Military cemetery in Semarang, Indonesia

Giri Tunggal Heroes' Cemetery (also spelled Giritunggal Heroes' Cemetery; Indonesian: Taman Makam Pahlawan Giri Tunggal) is a cemetery in Semarang, Central Java. It contains the graves of military personnel and other persons deemed heroes by the Indonesian government, including the National Hero Albertus Soegijapranata. As of 2011 it has 1,843 interments.

==Description==
Giri Tunggal sits on 3.64 ha of land. The complex includes graves, a monument, a wall naming the individual interments, and gardens.

==History==
Interments in what is now Giri Tunggal began in 1945. The cemetery was formalised with the name Giri Tunggal Heroes' Cemetery on 10 November 1955, Heroes' Day in Indonesia. The cemetery included attendees from various backgrounds, including students, soldiers, and families of the interred. It was opened at 8 a.m. local time (UTC+7) with the reading of President Sukarno's decree, and closed with a rendition of Ismail Marzuki's "Gugur Bunga".
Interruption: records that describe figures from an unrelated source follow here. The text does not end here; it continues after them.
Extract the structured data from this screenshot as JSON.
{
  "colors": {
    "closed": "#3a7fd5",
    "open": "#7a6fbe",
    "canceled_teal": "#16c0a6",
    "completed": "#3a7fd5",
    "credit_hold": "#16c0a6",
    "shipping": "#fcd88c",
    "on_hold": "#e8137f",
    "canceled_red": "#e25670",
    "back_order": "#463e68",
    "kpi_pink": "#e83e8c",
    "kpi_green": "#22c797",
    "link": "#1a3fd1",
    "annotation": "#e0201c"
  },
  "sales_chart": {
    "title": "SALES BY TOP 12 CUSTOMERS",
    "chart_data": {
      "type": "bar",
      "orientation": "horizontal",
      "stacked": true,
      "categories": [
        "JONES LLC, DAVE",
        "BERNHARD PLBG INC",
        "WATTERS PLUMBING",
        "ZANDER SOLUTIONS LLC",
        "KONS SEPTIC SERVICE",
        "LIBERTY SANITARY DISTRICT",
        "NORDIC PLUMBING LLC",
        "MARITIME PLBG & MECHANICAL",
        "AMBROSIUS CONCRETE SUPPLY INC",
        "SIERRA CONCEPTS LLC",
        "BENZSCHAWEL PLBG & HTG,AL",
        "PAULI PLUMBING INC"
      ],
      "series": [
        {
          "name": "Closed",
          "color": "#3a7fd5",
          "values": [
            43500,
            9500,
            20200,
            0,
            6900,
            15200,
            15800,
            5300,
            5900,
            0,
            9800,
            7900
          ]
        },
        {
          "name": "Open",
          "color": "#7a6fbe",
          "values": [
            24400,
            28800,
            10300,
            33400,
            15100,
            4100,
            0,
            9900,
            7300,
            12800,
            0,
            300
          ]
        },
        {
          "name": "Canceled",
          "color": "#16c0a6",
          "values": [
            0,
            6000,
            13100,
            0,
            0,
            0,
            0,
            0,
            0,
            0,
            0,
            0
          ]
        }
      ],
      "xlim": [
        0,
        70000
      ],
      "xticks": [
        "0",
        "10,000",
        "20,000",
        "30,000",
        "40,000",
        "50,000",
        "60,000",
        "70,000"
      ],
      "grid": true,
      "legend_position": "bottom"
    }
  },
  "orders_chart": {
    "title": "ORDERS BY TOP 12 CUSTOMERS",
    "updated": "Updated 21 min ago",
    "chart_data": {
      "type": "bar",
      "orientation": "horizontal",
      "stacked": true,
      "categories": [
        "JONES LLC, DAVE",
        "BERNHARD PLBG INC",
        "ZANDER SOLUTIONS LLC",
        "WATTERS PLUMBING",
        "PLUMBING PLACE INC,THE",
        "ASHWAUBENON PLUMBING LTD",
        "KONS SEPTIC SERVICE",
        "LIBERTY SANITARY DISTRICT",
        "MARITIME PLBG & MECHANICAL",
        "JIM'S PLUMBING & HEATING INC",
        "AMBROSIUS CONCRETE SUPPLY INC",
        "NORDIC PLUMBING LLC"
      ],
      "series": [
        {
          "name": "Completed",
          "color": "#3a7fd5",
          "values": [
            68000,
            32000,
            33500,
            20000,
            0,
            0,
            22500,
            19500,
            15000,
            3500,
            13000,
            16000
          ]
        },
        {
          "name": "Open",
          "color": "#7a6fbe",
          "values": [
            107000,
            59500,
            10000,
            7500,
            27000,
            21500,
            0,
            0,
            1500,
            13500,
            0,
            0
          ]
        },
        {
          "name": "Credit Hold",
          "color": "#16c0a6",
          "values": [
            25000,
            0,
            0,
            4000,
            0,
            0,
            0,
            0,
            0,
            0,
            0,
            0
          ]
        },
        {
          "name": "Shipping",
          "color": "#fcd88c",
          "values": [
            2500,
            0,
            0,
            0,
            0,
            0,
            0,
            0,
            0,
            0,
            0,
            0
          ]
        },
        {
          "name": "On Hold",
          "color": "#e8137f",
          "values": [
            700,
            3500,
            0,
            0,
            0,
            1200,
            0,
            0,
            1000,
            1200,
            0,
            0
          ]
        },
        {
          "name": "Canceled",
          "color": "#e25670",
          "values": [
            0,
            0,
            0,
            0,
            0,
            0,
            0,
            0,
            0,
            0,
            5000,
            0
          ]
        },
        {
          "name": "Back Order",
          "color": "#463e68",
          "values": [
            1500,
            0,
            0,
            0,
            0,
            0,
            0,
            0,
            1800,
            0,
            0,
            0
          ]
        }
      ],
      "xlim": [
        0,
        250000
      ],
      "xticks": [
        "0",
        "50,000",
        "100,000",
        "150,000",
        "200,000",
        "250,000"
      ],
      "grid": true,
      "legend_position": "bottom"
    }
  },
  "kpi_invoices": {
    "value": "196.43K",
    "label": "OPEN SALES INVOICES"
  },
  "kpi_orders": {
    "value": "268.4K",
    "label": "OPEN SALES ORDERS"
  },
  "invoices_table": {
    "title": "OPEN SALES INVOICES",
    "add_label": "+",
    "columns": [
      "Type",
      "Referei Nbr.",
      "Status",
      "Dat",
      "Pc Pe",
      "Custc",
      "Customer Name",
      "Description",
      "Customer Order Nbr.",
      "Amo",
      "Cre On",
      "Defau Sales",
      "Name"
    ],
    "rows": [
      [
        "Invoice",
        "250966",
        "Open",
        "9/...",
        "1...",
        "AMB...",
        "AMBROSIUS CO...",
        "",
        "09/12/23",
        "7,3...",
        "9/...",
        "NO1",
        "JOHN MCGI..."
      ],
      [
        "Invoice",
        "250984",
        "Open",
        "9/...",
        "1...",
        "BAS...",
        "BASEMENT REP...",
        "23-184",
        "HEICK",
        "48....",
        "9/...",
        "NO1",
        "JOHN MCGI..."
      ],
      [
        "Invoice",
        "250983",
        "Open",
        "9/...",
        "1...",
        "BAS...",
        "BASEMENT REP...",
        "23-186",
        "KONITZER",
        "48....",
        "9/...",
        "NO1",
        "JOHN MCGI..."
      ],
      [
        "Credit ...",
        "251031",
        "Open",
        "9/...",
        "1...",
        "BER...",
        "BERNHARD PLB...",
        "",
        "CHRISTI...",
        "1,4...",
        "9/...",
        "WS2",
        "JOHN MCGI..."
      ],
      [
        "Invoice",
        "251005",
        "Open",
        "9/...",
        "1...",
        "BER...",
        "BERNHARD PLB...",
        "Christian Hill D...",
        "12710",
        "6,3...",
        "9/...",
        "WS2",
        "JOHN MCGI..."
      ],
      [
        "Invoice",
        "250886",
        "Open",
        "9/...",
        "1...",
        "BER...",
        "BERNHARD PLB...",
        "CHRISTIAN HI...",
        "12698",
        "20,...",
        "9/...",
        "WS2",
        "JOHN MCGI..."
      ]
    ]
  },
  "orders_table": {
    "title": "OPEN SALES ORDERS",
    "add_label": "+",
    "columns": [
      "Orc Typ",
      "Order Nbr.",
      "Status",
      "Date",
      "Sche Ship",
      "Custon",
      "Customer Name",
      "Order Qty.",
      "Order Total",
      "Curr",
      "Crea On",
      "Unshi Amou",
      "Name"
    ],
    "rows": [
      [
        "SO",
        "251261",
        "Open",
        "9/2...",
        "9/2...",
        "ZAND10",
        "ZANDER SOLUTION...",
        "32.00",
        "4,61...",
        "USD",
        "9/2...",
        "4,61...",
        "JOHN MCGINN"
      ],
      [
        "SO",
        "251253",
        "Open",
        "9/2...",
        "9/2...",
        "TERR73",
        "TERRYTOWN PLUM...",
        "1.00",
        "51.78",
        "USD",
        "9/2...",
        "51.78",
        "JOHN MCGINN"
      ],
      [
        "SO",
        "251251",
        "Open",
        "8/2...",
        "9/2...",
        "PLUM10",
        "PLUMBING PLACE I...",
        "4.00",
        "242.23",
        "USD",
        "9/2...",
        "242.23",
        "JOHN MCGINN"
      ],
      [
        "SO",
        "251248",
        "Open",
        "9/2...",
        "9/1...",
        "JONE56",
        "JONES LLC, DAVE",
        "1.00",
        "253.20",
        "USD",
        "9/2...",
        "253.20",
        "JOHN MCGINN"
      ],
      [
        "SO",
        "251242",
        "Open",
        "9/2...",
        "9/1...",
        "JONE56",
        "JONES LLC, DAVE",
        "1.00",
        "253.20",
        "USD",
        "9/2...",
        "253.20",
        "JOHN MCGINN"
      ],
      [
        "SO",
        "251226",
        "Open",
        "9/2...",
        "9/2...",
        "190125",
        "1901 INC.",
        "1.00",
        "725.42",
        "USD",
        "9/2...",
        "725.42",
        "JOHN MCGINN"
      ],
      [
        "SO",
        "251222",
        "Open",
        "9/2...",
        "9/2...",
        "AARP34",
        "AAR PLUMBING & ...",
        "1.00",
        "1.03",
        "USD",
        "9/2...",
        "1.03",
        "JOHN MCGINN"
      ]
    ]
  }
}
After his death, the Archbishop of Semarang and National Hero of Indonesia Albertus Soegijapranata was flown from Steyl in the Netherlands and buried in a military ceremony at Giri Tunggal on 30 July 1963. His grave continues to be a pilgrimage destination, and Indonesian Catholics hold mass by his grave on special occasions. By 1979 the cemetery was watched by only two people, one on a morning shift and one on a night shift.

The former governor of Central Java, HM Ismail, was buried in Giri Tunggal following his death on 23 February 2008. Between 2009 and 2011 the cemetery was fenced at a cost of Rp 2.7 billion. After the renovations, Social Minister Salim Segaf Al-Jufri described the cemetery as the second-best heroes' cemetery in the country, after Kalibata Heroes' Cemetery in Jakarta. At the time it held 1,843 interments. Of these, according to the Semarang-based daily Suara Merdeka only two, Kho Siang Bo and Lie Eng Hok, have explicitly Chinese names; Kho may have been a fighter during the Five Day Struggle in October 1945, while Lie was an early figure in the Indonesian Communist Party who was detained in Boven-Digoel for five years.